Q finally left Hong Kong because she was feeling like a hunted animal, “like I was suffocating.” Turns out celebrity weeklies in Asia far outnumber those here. That, coupled with fewer celebrities, means “you’re incredibly recognizable wherever you go,” she says. “I could never have a boyfriend. I couldn’t grocery shop for myself. I got very depressed by it.” So Toronto is a relative haven. Q does her own laundry, goes to the farmers’ market, and drives herself to work—which is why the first time I see her, she’s running, flustered and sweaty, her Chihuahua, Pedro, peering out of her bag. The car’s GPS directed her not to the downtown location but to a suburb off a freeway twelve miles away. She’s hustled into the makeup trailer, where the mirrors are lined with pictures of her dogs (she has three, all rescues). There are no fight scenes tonight, but Q’s covered in bruises from a scene earlier in the week with co-star Shane West (ER).
Jackie Chan’s intensive training stressed professionalism and a certain code: Q always does her own stunts. “I owe it to my audience. And I’m not 70, so I might as well while I can.” Her moves might be faked, but that doesn’t mean she can’t take care of herself. She gave a six-foot-four dude a black eye while shooting the Nikita pilot. And Bruce Willis made the mistake of underestimating her strength during a Live Free or Die Hard fight scene. He told her to try her best move, and she put him in an armbar, which hyperextends the elbow. “He kept hitting my leg. I said, ‘What are you doing?’ And he goes, ‘Tap out! Tap out!’ ”

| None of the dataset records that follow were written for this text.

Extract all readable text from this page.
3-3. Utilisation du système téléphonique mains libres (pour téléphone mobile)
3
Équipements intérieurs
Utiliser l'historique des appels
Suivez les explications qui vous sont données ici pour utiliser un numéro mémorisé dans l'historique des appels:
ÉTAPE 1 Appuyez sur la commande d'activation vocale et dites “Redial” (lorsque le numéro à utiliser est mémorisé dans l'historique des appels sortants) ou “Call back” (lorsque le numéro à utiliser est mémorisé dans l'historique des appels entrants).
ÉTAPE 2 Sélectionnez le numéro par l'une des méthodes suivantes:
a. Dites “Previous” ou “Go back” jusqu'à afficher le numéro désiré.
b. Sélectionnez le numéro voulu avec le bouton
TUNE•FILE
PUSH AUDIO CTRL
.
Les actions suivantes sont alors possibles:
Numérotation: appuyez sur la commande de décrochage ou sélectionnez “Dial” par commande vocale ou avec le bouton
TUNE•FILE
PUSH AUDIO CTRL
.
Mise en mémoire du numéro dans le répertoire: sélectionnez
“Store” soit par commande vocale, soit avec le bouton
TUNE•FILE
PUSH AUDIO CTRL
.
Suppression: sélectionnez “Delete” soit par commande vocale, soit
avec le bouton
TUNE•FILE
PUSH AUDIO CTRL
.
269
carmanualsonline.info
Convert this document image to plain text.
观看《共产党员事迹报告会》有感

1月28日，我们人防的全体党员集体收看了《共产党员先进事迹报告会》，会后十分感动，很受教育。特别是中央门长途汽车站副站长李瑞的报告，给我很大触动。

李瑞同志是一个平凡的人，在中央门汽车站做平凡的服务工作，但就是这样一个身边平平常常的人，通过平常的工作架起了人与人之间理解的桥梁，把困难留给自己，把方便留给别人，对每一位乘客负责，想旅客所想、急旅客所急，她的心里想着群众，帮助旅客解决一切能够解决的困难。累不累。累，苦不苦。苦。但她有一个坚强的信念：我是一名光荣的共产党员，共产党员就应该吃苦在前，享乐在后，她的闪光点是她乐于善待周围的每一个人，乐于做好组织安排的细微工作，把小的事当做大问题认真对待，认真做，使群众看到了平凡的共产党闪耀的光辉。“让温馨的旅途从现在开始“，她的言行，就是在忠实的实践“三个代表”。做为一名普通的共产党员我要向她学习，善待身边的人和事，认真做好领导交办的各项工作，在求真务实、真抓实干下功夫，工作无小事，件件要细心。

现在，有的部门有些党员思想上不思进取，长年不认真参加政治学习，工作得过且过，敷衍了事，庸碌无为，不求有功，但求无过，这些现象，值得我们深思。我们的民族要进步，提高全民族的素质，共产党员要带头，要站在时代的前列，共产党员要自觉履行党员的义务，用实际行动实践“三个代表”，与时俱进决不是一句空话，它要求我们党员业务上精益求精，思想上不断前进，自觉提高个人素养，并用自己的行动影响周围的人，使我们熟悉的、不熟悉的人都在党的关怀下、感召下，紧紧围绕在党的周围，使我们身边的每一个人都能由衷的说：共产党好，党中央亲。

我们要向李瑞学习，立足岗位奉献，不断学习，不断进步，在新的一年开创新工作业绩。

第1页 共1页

The closest Q has come to an offscreen fight was in L.A. Her dog startled a sleeping buck, which knocked it over on its belly then lowered its antlers to charge. “The only thing I could think to do to get in between the deer’s horns and my dog was to jump on the deer,” she says. It threw her into a bush, splitting her leg and side open. Q was due, two days later, on the set of an “awful movie that hasn’t been released yet, thank God!” She showed up completely “mummified” in gauze. But she showed up.